Home microgrid project tries out solid hydrogen energy storage
The UK’s Nottingham University plans to use a hydrogen-based system to store renewably generated energy in a residential microgrid.
The deployment is part of the university’s Creative Energy Homes (CEH) project, which aims to stimulate ideas for sustainable design and promote new ways to provide affordable, environmentally sustainable and innovative housing.
Under a new phase of the CEH project, the university plans to store surplus solar and wind energy using a solid hydrogen system from France’s McPhy Energy. The system is aimed at enabling greater energy autonomy for the residential microgrid.
“Having a combination of energy stores will provide a more robust system, with McPhy Energy’s solid hydrogen tanks used primarily for mid-term energy storage, and using batteries for short term energy requirements,” said Gavin Walker, professor of sustainable energy at the university. “Determining the best way of using both hydrogen and fuel cells within a microgrid is an important question that still needs to be addressed.”
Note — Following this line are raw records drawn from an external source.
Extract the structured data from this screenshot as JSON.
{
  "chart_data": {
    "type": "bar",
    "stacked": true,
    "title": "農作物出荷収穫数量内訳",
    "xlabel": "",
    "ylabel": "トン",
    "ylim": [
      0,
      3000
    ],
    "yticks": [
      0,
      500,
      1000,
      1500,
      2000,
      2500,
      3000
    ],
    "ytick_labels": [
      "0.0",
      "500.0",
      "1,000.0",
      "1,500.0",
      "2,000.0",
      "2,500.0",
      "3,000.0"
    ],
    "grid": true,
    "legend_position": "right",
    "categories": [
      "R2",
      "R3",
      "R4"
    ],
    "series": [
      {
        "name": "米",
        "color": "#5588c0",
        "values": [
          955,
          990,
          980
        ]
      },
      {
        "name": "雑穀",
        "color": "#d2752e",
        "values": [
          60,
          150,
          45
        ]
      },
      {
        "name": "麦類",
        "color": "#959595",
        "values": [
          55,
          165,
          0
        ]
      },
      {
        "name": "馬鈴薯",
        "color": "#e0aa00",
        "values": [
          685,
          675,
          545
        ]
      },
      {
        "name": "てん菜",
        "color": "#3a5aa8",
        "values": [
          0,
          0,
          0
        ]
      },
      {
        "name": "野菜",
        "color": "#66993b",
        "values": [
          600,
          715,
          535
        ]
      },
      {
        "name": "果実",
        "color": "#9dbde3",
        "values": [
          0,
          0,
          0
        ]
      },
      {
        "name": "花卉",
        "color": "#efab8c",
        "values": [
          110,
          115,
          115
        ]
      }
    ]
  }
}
Homes built as part of the university’s CEH project incorporate a range of low-carbon technologies, including renewable microgeneration from solar, wind and ground-source heat pumps. The houses have operated individually using only the renewable energy generated at that property. However, a practical, multi-home storage solution for surplus energy is needed to cover peak periods, especially after sundown and during periods of little or no wind.
The university plans to test such a storage system by building a microgrid that will provide energy management across several houses. One aspect it will investigate is how well surplus energy can be stored using McPhy’s MCP-N-4 magnesium hydride-based storage tank on the microgrid. Hydrogen from the system will be used to feed fuel cells for power on an as-needed basis.
“This marks our first foray into the dynamic UK renewable energy market,” said Pascal Mauberger, CEO of McPhy Energy. “While we are involved in many industrial-scale projects, we believe Nottingham University’s Creative Energy Homes is the first in the world to investigate the use of solid hydrogen as a mid-term solution for energy autonomy on a residential microgrid scale.”
While hydrogen has long been considered as a way to store energy, systems typically require high-pressure storage, which can raise security concerns. McPhy’s system, however, uses solid magnesium hydrides that it claims are low cost, environmentally friendly, readily available and fully recyclable.